The first proper scrappings (without recycling) occurred in 1928, with another seven scrapped up to 1944. In 1948, wagons 1, 2, 3, 4 and 20 were stored at Tottenham Yard, with the entire remaining fleet save P 5 scrapped/recycled in 1953–54. P 5 was instead converted to van H 17 in 1950 (for departmental use) and by 1960 it had been sold to Yarragon.

From 1954, a new fleet of P explosives wagons was constructed. These were very different from their predecessors in appearance, and were the first vans to break the trend of a 5 LT limit, with capacity for 10 LT or 15,000 lb of explosive material. Like some of their predecessors, at least some wagons were constructed with recycled underframes and body frames, all metal, but with new plywood sides. The vans had automatic couplers and Westinghouse brakes from new, as was the standard at the time. Vans 1 through 25 were built in 1954–55, and the fleet was almost doubled in 1958–59 with the final van, P 45 (although it is thought that vans P 46 to P 51 were also constructed at this time, reliable records have not been found). The entire fleet was painted a bright red (different from the then-new Passenger Red) with a large yellow area declaring the explosive contents on all sides, and this made the wagons stand out in a train of brown wagons.
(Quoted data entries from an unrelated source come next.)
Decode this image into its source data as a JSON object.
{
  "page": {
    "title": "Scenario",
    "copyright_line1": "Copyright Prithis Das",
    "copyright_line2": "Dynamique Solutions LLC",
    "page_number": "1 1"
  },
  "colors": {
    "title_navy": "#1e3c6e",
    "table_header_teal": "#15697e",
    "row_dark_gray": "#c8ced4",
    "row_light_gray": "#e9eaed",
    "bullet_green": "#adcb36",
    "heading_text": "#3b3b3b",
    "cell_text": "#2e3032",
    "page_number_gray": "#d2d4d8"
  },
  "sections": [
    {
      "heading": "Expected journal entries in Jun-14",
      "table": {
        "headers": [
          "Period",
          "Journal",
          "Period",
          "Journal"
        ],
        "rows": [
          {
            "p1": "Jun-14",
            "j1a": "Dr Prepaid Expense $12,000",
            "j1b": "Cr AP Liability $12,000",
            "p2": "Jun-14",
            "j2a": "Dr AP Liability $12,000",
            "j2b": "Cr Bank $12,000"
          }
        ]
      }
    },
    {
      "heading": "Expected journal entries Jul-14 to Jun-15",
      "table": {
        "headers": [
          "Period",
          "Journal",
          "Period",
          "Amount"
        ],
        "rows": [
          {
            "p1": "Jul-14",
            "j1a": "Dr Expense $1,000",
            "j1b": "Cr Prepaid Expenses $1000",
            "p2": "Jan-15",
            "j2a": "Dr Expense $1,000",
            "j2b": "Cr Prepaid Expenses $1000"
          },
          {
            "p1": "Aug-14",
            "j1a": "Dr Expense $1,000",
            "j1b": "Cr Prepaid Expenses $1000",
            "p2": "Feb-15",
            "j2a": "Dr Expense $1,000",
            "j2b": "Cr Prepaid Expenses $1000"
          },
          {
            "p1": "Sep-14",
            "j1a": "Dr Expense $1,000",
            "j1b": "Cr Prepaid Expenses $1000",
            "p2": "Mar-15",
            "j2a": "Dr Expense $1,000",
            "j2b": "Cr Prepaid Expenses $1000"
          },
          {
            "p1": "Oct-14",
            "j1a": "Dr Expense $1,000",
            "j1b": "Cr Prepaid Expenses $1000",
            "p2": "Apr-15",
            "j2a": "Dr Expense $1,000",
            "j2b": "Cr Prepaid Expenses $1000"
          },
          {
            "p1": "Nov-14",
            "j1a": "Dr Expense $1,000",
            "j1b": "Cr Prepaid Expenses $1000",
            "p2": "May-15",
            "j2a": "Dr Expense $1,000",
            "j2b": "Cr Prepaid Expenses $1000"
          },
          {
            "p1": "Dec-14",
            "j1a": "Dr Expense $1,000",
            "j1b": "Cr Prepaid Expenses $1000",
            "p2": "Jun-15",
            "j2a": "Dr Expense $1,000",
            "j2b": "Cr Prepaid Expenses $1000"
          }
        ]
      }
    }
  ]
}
Some wagons had their centre side-sills strengthened in the mid-1960s. In 1979-81 the surviving wagons had their load limits were altered from 15,000 lb to 7,500 kg in line with the metrification of the Victorian Railways, and around the same time signs were added relating to the allowed contents of the vans and safe handling of same. The fleet lasted intact through to the late mid-late 1970s, with scrappings, withdrawals and sales mostly occurring in the early 1980s although no records exist for about half the fleet.

Today, vans P 8, 22 and 43 exist at the Victorian Goldfields Railway although only no.22 is operational. Also, the bodies of vans 5, 13 and 30 are used by the Puffing Billy Preservation Society for storage at Emerald, while up to five other vans may exist on private property at Ballarat, Bendigo, Leongatha, Yarraville and Williamstown.

===Narrow gauge (^{N}PH vans)===

In 1910, the VR built 1NPH for the Walhalla line. 1NPH was built with 2 compartments for the carrying of Explosives and general goods and had an internal wall. However, by the time the Walhalla line was completed the Gold rush had mostly ended rendering 1NPH redundant. in the later half of 1910 1NPH was reclassed as 1NH, And in 1911, it was altered with the removal of the internal wall and replacement of the sold steel sheeted doors to the louvered doors. it then transferred to the Whitfield line where it remained until taken off Reg with the close of the line.

It has since been rescued and fully restored to static condition. but could be made run able with a reconditioned set of bogies.

==Liveries==
In general, box vans have been painted in Victorian Railways Wagon Red livery. From the 1960s onwards, this was amended with varying sizes of VR symbol on each side depending on the timeframe, generall larger logos earlier on.